A committee, steered by Emeritus Prof Martin Ferguson and involving a Dunedin City councillor, doctors, lawyers and other professionals, has worked for two years on the project.

Possible sites for the respite house - which would be a purpose-built facility offering care to up to five children at any time - have been identified.

An architectural firm has offered to design the building free, and other offers of free material for the facility have been made.

Prof Ferguson was confident there was enough support in the community for the facility to be built, but now wanted to ensure ongoing funding for the respite house to make it a reality.

"On the committee we have all the expertise we need, and we also have two of the younger consultant paediatricians willing to work in the facility," Prof Ferguson said.

"I think we are ready to take this to the next level now."

Prof Ferguson has met local MPs - including Health Minister David Clark - as well as Mayor Dave Cull, charitable trusts and respite care providers to discuss his concept.

The original plan from Prof Ferguson, who was a former member of the Otago Community Hospice board, was to build a children's hospice.
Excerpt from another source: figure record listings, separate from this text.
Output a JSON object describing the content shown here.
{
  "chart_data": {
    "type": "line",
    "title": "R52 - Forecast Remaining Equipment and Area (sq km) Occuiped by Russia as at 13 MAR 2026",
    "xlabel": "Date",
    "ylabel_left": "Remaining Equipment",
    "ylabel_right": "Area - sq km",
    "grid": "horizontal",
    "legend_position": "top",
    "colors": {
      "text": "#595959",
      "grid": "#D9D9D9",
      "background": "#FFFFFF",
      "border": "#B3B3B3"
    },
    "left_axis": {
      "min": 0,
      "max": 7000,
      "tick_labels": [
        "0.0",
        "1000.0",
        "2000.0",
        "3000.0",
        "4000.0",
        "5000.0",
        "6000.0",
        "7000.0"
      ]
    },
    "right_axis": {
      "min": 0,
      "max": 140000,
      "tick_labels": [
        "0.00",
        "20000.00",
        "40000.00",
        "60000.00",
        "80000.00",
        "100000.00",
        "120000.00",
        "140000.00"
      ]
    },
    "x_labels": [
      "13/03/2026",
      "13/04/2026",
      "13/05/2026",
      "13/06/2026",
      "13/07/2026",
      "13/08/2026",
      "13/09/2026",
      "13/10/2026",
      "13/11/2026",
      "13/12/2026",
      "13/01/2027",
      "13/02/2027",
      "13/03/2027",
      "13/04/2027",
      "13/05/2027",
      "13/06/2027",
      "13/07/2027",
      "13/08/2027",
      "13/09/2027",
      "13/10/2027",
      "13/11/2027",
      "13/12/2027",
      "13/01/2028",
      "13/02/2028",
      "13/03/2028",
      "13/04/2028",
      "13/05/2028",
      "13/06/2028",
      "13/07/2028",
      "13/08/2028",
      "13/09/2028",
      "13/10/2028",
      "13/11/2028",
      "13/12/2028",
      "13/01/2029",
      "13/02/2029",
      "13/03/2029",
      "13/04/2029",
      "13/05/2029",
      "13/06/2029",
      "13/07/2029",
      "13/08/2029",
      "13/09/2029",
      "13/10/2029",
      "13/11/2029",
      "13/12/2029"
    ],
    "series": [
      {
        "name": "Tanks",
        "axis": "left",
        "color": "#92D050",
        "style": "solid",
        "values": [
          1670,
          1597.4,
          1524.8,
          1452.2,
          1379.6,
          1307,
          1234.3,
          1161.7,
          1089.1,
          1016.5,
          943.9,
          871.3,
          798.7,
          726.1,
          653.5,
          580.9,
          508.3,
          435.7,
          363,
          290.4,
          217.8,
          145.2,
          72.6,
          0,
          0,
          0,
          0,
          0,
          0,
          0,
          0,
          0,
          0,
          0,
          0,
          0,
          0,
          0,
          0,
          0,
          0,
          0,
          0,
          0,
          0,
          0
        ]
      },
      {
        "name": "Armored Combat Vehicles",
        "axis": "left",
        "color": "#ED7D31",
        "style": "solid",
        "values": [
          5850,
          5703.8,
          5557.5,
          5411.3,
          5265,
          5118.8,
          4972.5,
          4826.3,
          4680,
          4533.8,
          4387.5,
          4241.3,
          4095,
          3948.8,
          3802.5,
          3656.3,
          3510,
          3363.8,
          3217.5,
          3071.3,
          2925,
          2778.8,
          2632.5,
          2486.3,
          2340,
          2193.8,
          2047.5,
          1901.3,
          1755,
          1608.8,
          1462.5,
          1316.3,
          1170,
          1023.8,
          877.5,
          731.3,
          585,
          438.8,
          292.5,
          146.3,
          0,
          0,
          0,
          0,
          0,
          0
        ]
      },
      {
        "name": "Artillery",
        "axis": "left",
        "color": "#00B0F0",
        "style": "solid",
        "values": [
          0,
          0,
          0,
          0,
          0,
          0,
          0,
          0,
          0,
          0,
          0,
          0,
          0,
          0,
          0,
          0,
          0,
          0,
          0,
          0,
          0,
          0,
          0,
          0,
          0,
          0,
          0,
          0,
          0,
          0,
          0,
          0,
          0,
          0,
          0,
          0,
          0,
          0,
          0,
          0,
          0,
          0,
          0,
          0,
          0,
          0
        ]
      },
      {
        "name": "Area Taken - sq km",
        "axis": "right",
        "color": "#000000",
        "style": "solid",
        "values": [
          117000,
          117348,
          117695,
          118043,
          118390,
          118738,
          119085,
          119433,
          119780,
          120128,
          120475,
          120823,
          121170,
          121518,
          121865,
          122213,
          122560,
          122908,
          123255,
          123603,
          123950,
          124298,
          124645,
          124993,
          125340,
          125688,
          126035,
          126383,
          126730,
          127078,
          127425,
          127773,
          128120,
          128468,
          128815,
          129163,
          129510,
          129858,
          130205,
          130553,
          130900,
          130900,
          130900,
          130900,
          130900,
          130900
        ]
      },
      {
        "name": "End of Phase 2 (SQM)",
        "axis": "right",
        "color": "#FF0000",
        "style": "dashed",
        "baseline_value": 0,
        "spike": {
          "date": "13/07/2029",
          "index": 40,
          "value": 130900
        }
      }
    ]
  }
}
However, research showed little demand for it - but a need for dedicated, purpose-built, paediatric respite facilities.

Members of the committee had visited respite facilities here and overseas. That experience suggested that for complex, high-need patients a new building designed for children was preferable to converting existing buildings.

"We want it within the Dunedin area for ease of travel, although we would want to take children from all over Otago," Prof Ferguson said.

The proposed new respite centre would operate on a different basis to the Ronald McDonald houses, which support families when their child is in a hospital away from home.

Instead, it would offer families with seriously ill children living at home a place where those children could be cared for when their parents, carers and siblings needed a break.

"It does work, so long is there is proper clinical back-up," Prof Ferguson said.

"Also, the family has to be comfortable with it, and the child has to get to know the place, have someone spend time with them in there, because they have to be comfortable in there, too.

"It's not just the child [with a serious illness] who suffers, the whole household suffers, the whole family suffers, financially, socially, and that's why respite is a useful thing to do . . . it's a break."

Prof Ferguson hoped to obtain Government funding to cover operating expenses for the respite centre, and was talking to officials about what might be available.

"We have been to the Ministry of Health and the Ministry for Children and they are considering our concept."